No limits on number of candidates sent to governor


Published February 21, 2008

The new committee that will select county school board members is placing no limit on the number of candidates it can send to the governor.

Three of the 11 members of the School Board Nominating Commission voted last night against the plan, under which any applicant that garners a simple majority of commissioners’ votes – six out of the 11 – will be sent as a candidate to the governor.

The commission was created by the legislature last year hurriedly and with little attention to detail. Its members voted last night on a process, timeline and officers – details crucial to selecting candidates for the county Board of Education.

The commission is charged with submitting at least two candidates for each open seat on the school board to the governor, who must appoint one of them to the board.

Three of the 11 commissioners – Richard Kovelant, of the Association of Educational Leaders, Tim Mennuti of the county teachers’ union and Lee Roy Payne, who was appointed by the governor – voted against selecting candidates by a simple majority vote.

“A simple majority does not do the process justice,” said Mr. Kovelant, who argued the commissioners should score candidates and send only the top-scoring candidates to the governor.

Mr. Mennuti said one negative is that under a simple majority vote, the commission could potentially send every applicant to the governor for consideration, if every applicant earned six commissioners’ votes.
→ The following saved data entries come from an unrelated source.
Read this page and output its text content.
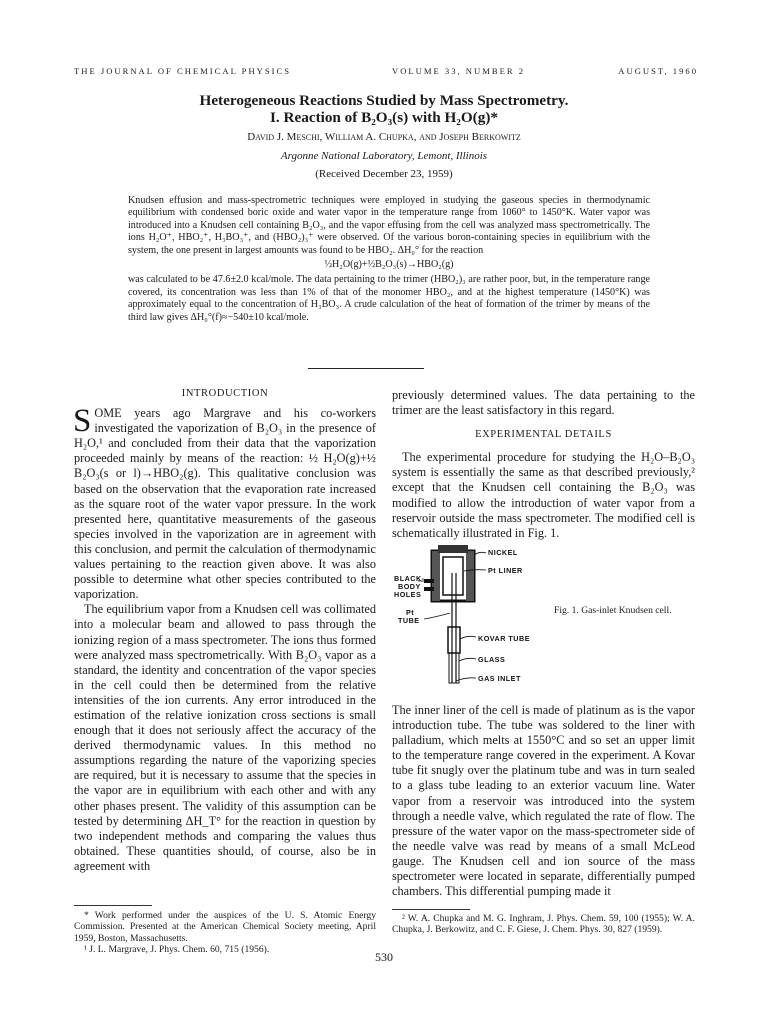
THE JOURNAL OF CHEMICAL PHYSICS	VOLUME 33, NUMBER 2	AUGUST, 1960
Heterogeneous Reactions Studied by Mass Spectrometry.
I. Reaction of B₂O₃(s) with H₂O(g)*
David J. Meschi, William A. Chupka, and Joseph Berkowitz
Argonne National Laboratory, Lemont, Illinois
(Received December 23, 1959)

Knudsen effusion and mass-spectrometric techniques were employed in studying the gaseous species in thermodynamic equilibrium with condensed boric oxide and water vapor in the temperature range from 1060° to 1450°K. Water vapor was introduced into a Knudsen cell containing B₂O₃, and the vapor effusing from the cell was analyzed mass spectrometrically. The ions H₂O⁺, HBO₂⁺, H₃BO₃⁺, and (HBO₂)₃⁺ were observed. Of the various boron-containing species in equilibrium with the system, the one present in largest amounts was found to be HBO₂. ΔH₀° for the reaction

½H₂O(g)+½B₂O₃(s)→HBO₂(g)

was calculated to be 47.6±2.0 kcal/mole. The data pertaining to the trimer (HBO₂)₃ are rather poor, but, in the temperature range covered, its concentration was less than 1% of that of the monomer HBO₂, and at the highest temperature (1450°K) was approximately equal to the concentration of H₃BO₃. A crude calculation of the heat of formation of the trimer by means of the third law gives ΔH₀°(f)≈−540±10 kcal/mole.

INTRODUCTION

SOME years ago Margrave and his co-workers investigated the vaporization of B₂O₃ in the presence of H₂O,¹ and concluded from their data that the vaporization proceeded mainly by means of the reaction: ½ H₂O(g)+½ B₂O₃(s or l)→HBO₂(g). This qualitative conclusion was based on the observation that the evaporation rate increased as the square root of the water vapor pressure. In the work presented here, quantitative measurements of the gaseous species involved in the vaporization are in agreement with this conclusion, and permit the calculation of thermodynamic values pertaining to the reaction given above. It was also possible to determine what other species contributed to the vaporization.

The equilibrium vapor from a Knudsen cell was collimated into a molecular beam and allowed to pass through the ionizing region of a mass spectrometer. The ions thus formed were analyzed mass spectrometrically. With B₂O₃ vapor as a standard, the identity and concentration of the vapor species in the cell could then be determined from the relative intensities of the ion currents. Any error introduced in the estimation of the relative ionization cross sections is small enough that it does not seriously affect the accuracy of the derived thermodynamic values. In this method no assumptions regarding the nature of the vaporizing species are required, but it is necessary to assume that the species in the vapor are in equilibrium with each other and with any other phases present. The validity of this assumption can be tested by determining ΔH_T° for the reaction in question by two independent methods and comparing the values thus obtained. These quantities should, of course, also be in agreement with

previously determined values. The data pertaining to the trimer are the least satisfactory in this regard.

EXPERIMENTAL DETAILS

The experimental procedure for studying the H₂O–B₂O₃ system is essentially the same as that described previously,² except that the Knudsen cell containing the B₂O₃ was modified to allow the introduction of water vapor from a reservoir outside the mass spectrometer. The modified cell is schematically illustrated in Fig. 1.

NICKEL
Pt LINER
BLACK-
BODY
HOLES
Pt
TUBE
KOVAR TUBE
GLASS
GAS INLET
Fig. 1. Gas-inlet Knudsen cell.

The inner liner of the cell is made of platinum as is the vapor introduction tube. The tube was soldered to the liner with palladium, which melts at 1550°C and so set an upper limit to the temperature range covered in the experiment. A Kovar tube fit snugly over the platinum tube and was in turn sealed to a glass tube leading to an exterior vacuum line. Water vapor from a reservoir was introduced into the system through a needle valve, which regulated the rate of flow. The pressure of the water vapor on the mass-spectrometer side of the needle valve was read by means of a small McLeod gauge. The Knudsen cell and ion source of the mass spectrometer were located in separate, differentially pumped chambers. This differential pumping made it

* Work performed under the auspices of the U. S. Atomic Energy Commission. Presented at the American Chemical Society meeting, April 1959, Boston, Massachusetts.

¹ J. L. Margrave, J. Phys. Chem. 60, 715 (1956).

² W. A. Chupka and M. G. Inghram, J. Phys. Chem. 59, 100 (1955); W. A. Chupka, J. Berkowitz, and C. F. Giese, J. Chem. Phys. 30, 827 (1959).

530
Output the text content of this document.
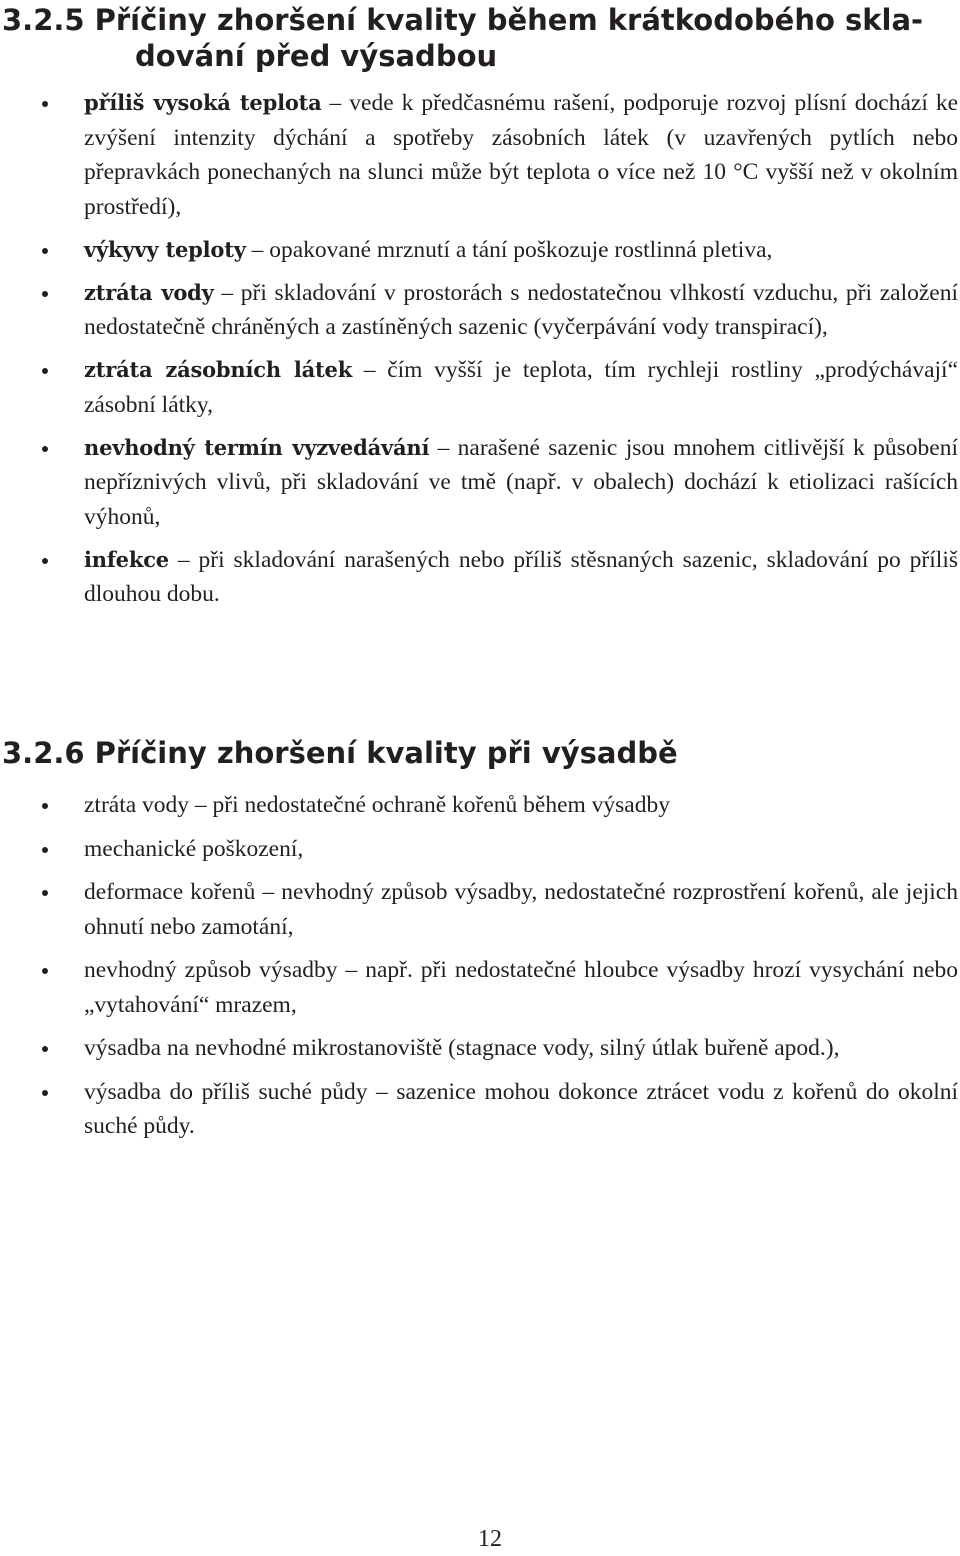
3.2.5 Příčiny zhoršení kvality během krátkodobého skla-
dování před výsadbou
příliš vysoká teplota – vede k předčasnému rašení, podporuje rozvoj plísní dochází ke zvýšení intenzity dýchání a spotřeby zásobních látek (v uzavřených pytlích nebo přepravkách ponechaných na slunci může být teplota o více než 10 °C vyšší než v okolním prostředí),
výkyvy teploty – opakované mrznutí a tání poškozuje rostlinná pletiva,
ztráta vody – při skladování v prostorách s nedostatečnou vlhkostí vzduchu, při založení nedostatečně chráněných a zastíněných sazenic (vyčerpávání vody transpirací),
ztráta zásobních látek – čím vyšší je teplota, tím rychleji rostliny „prodýchávají“ zásobní látky,
nevhodný termín vyzvedávání – narašené sazenic jsou mnohem citlivější k působení nepříznivých vlivů, při skladování ve tmě (např. v obalech) dochází k etiolizaci rašících výhonů,
infekce – při skladování narašených nebo příliš stěsnaných sazenic, skladování po příliš dlouhou dobu.
3.2.6 Příčiny zhoršení kvality při výsadbě
ztráta vody – při nedostatečné ochraně kořenů během výsadby
mechanické poškození,
deformace kořenů – nevhodný způsob výsadby, nedostatečné rozprostření kořenů, ale jejich ohnutí nebo zamotání,
nevhodný způsob výsadby – např. při nedostatečné hloubce výsadby hrozí vysychání nebo „vytahování“ mrazem,
výsadba na nevhodné mikrostanoviště (stagnace vody, silný útlak buřeně apod.),
výsadba do příliš suché půdy – sazenice mohou dokonce ztrácet vodu z kořenů do okolní suché půdy.
12
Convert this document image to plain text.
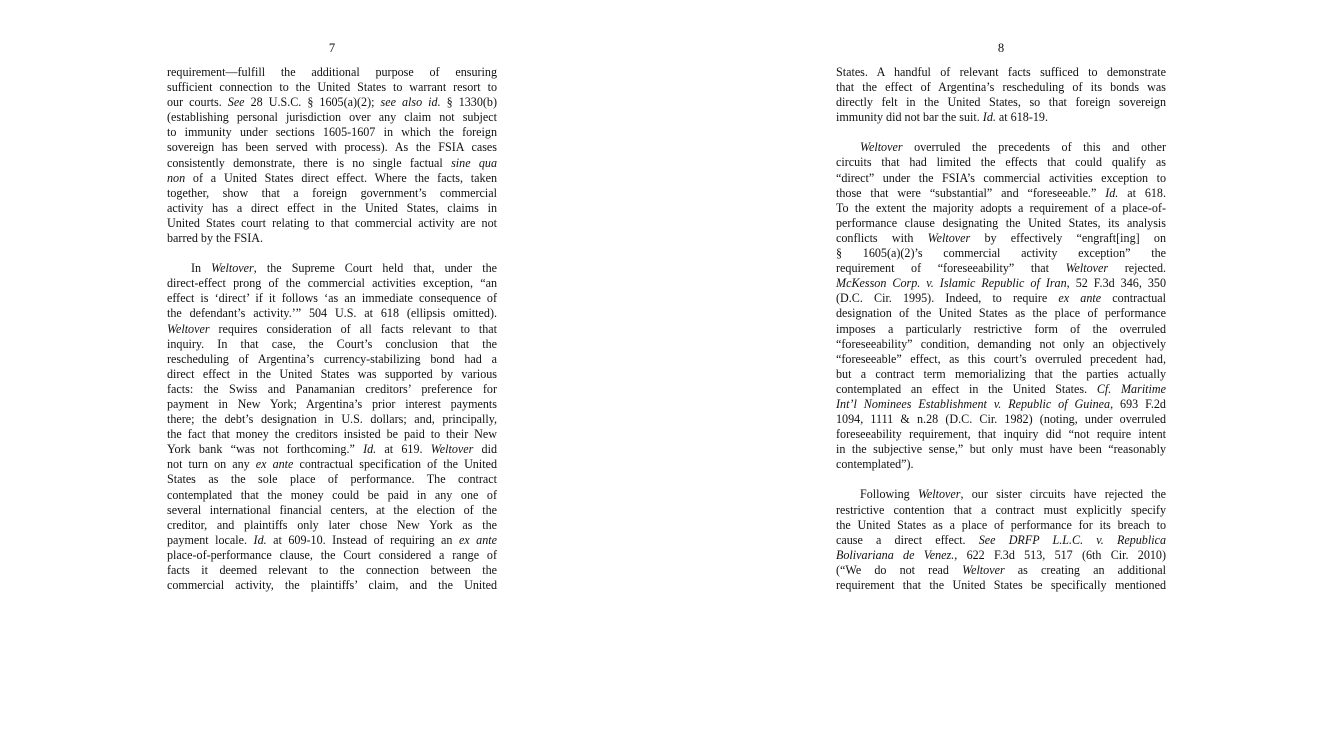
7
requirement—fulfill the additional purpose of ensuring
sufficient connection to the United States to warrant resort to
our courts. See 28 U.S.C. § 1605(a)(2); see also id. § 1330(b)
(establishing personal jurisdiction over any claim not subject
to immunity under sections 1605-1607 in which the foreign
sovereign has been served with process). As the FSIA cases
consistently demonstrate, there is no single factual sine qua
non of a United States direct effect. Where the facts, taken
together, show that a foreign government’s commercial
activity has a direct effect in the United States, claims in
United States court relating to that commercial activity are not
barred by the FSIA.
In Weltover, the Supreme Court held that, under the
direct-effect prong of the commercial activities exception, “an
effect is ‘direct’ if it follows ‘as an immediate consequence of
the defendant’s activity.’” 504 U.S. at 618 (ellipsis omitted).
Weltover requires consideration of all facts relevant to that
inquiry. In that case, the Court’s conclusion that the
rescheduling of Argentina’s currency-stabilizing bond had a
direct effect in the United States was supported by various
facts: the Swiss and Panamanian creditors’ preference for
payment in New York; Argentina’s prior interest payments
there; the debt’s designation in U.S. dollars; and, principally,
the fact that money the creditors insisted be paid to their New
York bank “was not forthcoming.” Id. at 619. Weltover did
not turn on any ex ante contractual specification of the United
States as the sole place of performance. The contract
contemplated that the money could be paid in any one of
several international financial centers, at the election of the
creditor, and plaintiffs only later chose New York as the
payment locale. Id. at 609-10. Instead of requiring an ex ante
place-of-performance clause, the Court considered a range of
facts it deemed relevant to the connection between the
commercial activity, the plaintiffs’ claim, and the United
8
States. A handful of relevant facts sufficed to demonstrate
that the effect of Argentina’s rescheduling of its bonds was
directly felt in the United States, so that foreign sovereign
immunity did not bar the suit. Id. at 618-19.
Weltover overruled the precedents of this and other
circuits that had limited the effects that could qualify as
“direct” under the FSIA’s commercial activities exception to
those that were “substantial” and “foreseeable.” Id. at 618.
To the extent the majority adopts a requirement of a place-of-
performance clause designating the United States, its analysis
conflicts with Weltover by effectively “engraft[ing] on
§ 1605(a)(2)’s commercial activity exception” the
requirement of “foreseeability” that Weltover rejected.
McKesson Corp. v. Islamic Republic of Iran, 52 F.3d 346, 350
(D.C. Cir. 1995). Indeed, to require ex ante contractual
designation of the United States as the place of performance
imposes a particularly restrictive form of the overruled
“foreseeability” condition, demanding not only an objectively
“foreseeable” effect, as this court’s overruled precedent had,
but a contract term memorializing that the parties actually
contemplated an effect in the United States. Cf. Maritime
Int’l Nominees Establishment v. Republic of Guinea, 693 F.2d
1094, 1111 & n.28 (D.C. Cir. 1982) (noting, under overruled
foreseeability requirement, that inquiry did “not require intent
in the subjective sense,” but only must have been “reasonably
contemplated”).
Following Weltover, our sister circuits have rejected the
restrictive contention that a contract must explicitly specify
the United States as a place of performance for its breach to
cause a direct effect. See DRFP L.L.C. v. Republica
Bolivariana de Venez., 622 F.3d 513, 517 (6th Cir. 2010)
(“We do not read Weltover as creating an additional
requirement that the United States be specifically mentioned
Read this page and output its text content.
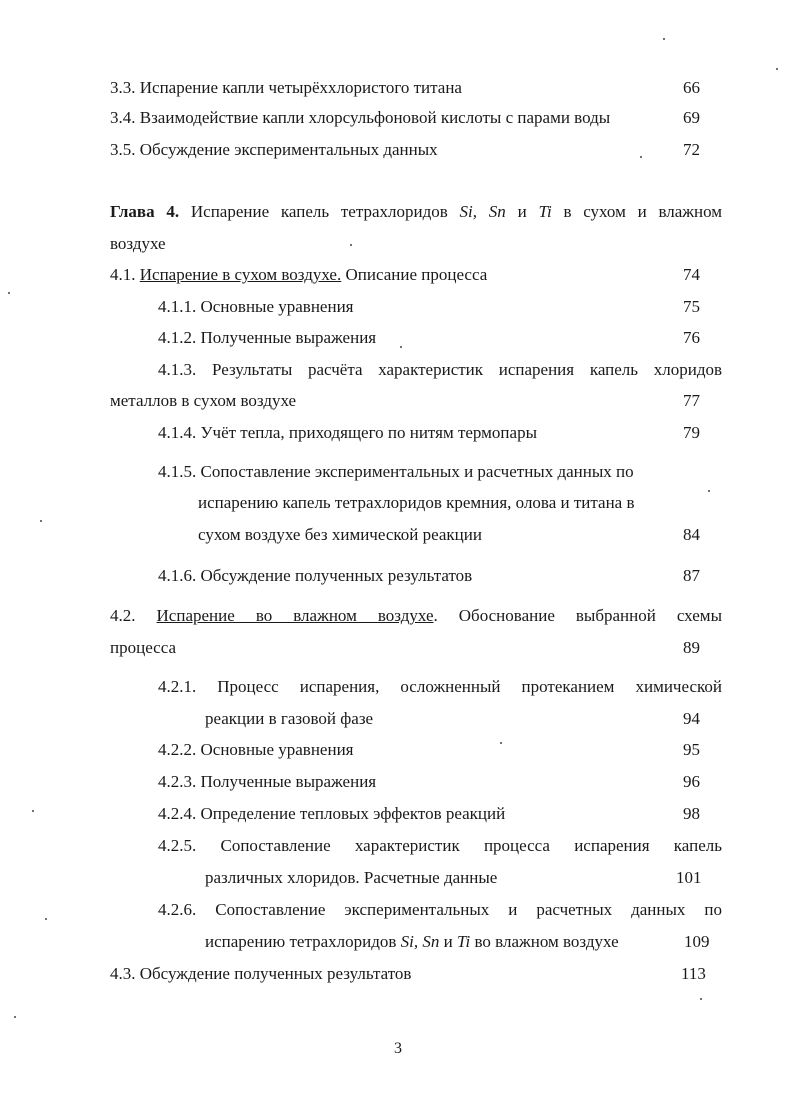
3.3. Испарение капли четырёххлористого титана	66
3.4. Взаимодействие капли хлорсульфоновой кислоты с парами воды	69
3.5. Обсуждение экспериментальных данных	72
Глава 4. Испарение капель тетрахлоридов Si, Sn и Ti в сухом и влажном
воздухе
4.1. Испарение в сухом воздухе. Описание процесса	74
4.1.1. Основные уравнения	75
4.1.2. Полученные выражения	76
4.1.3. Результаты расчёта характеристик испарения капель хлоридов
металлов в сухом воздухе	77
4.1.4. Учёт тепла, приходящего по нитям термопары	79
4.1.5. Сопоставление экспериментальных и расчетных данных по
испарению капель тетрахлоридов кремния, олова и титана в
сухом воздухе без химической реакции	84
4.1.6. Обсуждение полученных результатов	87
4.2. Испарение во влажном воздухе. Обоснование выбранной схемы
процесса	89
4.2.1. Процесс испарения, осложненный протеканием химической
реакции в газовой фазе	94
4.2.2. Основные уравнения	95
4.2.3. Полученные выражения	96
4.2.4. Определение тепловых эффектов реакций	98
4.2.5. Сопоставление характеристик процесса испарения капель
различных хлоридов. Расчетные данные	101
4.2.6. Сопоставление экспериментальных и расчетных данных по
испарению тетрахлоридов Si, Sn и Ti во влажном воздухе	109
4.3. Обсуждение полученных результатов	113
3
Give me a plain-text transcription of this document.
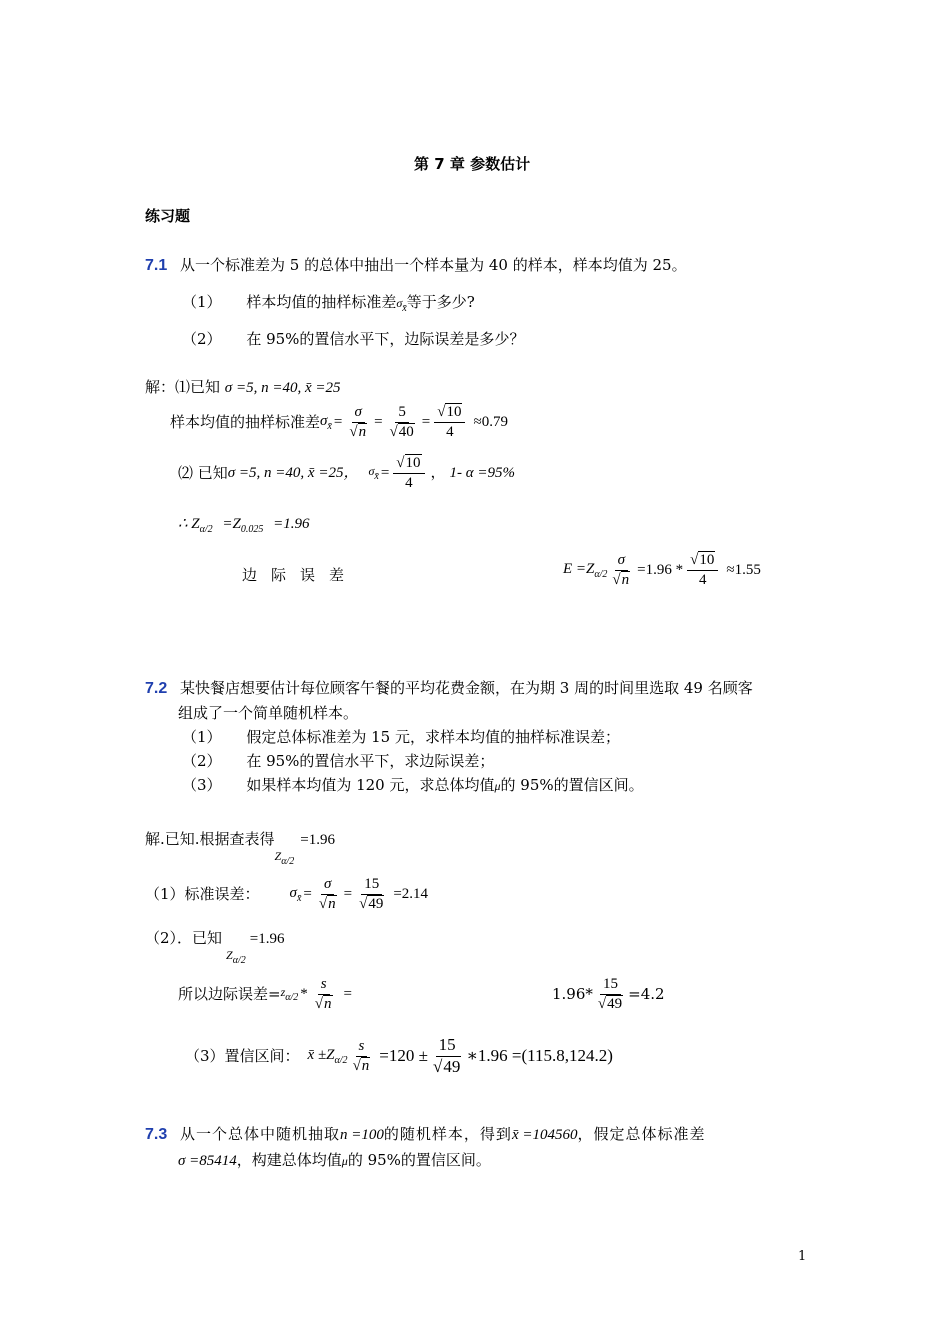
第 7 章 参数估计
练习题
7.1 从一个标准差为 5 的总体中抽出一个样本量为 40 的样本，样本均值为 25。
（1） 样本均值的抽样标准差$\sigma_{x̄}$等于多少?
（2） 在 95%的置信水平下，边际误差是多少？
解：⑴已知 σ =5, n =40, x̄ =25
样本均值的抽样标准差 $\sigma_{x̄} = \frac{\sigma}{√n} = \frac{5}{√40} = \frac{√10}{4} \approx 0.79$
⑵ 已知 σ =5, n =40, x̄ =25， $\sigma_{x̄} = \frac{√10}{4}$ ， 1- α =95%
∴ $Z_{\alpha/2} =Z_{0.025} =1.96$
边际误差	$E =Z_{\alpha/2} \frac{\sigma}{√n} =1.96 * \frac{√10}{4} \approx 1.55$
7.2 某快餐店想要估计每位顾客午餐的平均花费金额，在为期 3 周的时间里选取 49 名顾客
组成了一个简单随机样本。
（1） 假定总体标准差为 15 元，求样本均值的抽样标准误差；
（2） 在 95%的置信水平下，求边际误差；
（3） 如果样本均值为 120 元，求总体均值μ的 95%的置信区间。
解.已知.根据查表得$_{Z_{\alpha/2}}$=1.96
（1）标准误差： $\sigma_{x̄} = \frac{\sigma}{√n} = \frac{15}{√49} =2.14$
（2）．已知$_{Z_{\alpha/2}}$=1.96
所以边际误差= $z_{\alpha/2} * \frac{s}{√n}$ =	$1.96* \frac{15}{√49} =4.2$
（3）置信区间： x̄ $\pm Z_{\alpha/2} \frac{s}{√n} =120 \pm \frac{15}{√49}$ ∗1.96 = (115.8,124.2)
7.3 从一个总体中随机抽取n =100的随机样本，得到x̄ =104560，假定总体标准差
σ =85414，构建总体均值μ的 95%的置信区间。
1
“We should manage the board so they have a collection of talent,” he said. “We want them to be a diverse candidate pool.”

Joshua Greene, chairman of the commission, said the simple majority vote is similar to how judges are nominated in the county, and there was some expectation that the commission would work the same way. He did not say who held that expectation.

The 11-member commission has five members appointed by the governor, one appointed by the county executive and five appointed by local interest groups.

The commission is a change from the previous system, under which local interest groups in a nominating convention submitted names to the governor, who could then appoint those candidates or anyone else he wanted.

Two seats will be open this year – board president Tricia Johnson’s seat as she comes up for reappointment, and a new ninth seat that was also created by the legislature last year.

Mr. Greene drafted the process documents and timeline with communication from the state Attorney General’s Office, the legislature and some county school system officials. The other commissioners approved most of those drafts, which are subject to change.

The commission agreed:

On two officers: Matthew Tedesco, one of the governor’s appointees, will be vice chairman of the commission; and Anita Owens of the County Council of Parent Teacher Associations will be secretary.

Applications from candidates for the school board must be in the hands of the commission by April 1.

To hold two public hearings on the candidates. Scheduled for April 14 and 28, they will be broadcast on the school system’s cable television channel.

To hold a public meeting. The commission will hold a public meeting May 5 to deliberate and vote on candidates and then send those names to the governor on May 12.

To seek an exemption from the state ethics law that would otherwise require financial disclosure from the commissioners. That’s routine, Mr. Greene said, because the commission does not directly control any government money.

Because the commission has no budget – not even for office supplies – its members are asking the legislature for some funding. They are trying to get an unpaid student intern from Anne Arundel Community College to work as their executive assistant.

The commission will launch a Web site next week under the county school system’s site, The timeline, bylaws and minutes from the past two closed meetings will be posted on the site shortly, Mr. Greene said.

The commission’s next meeting will be open to the public March 18 at a location yet to be determined.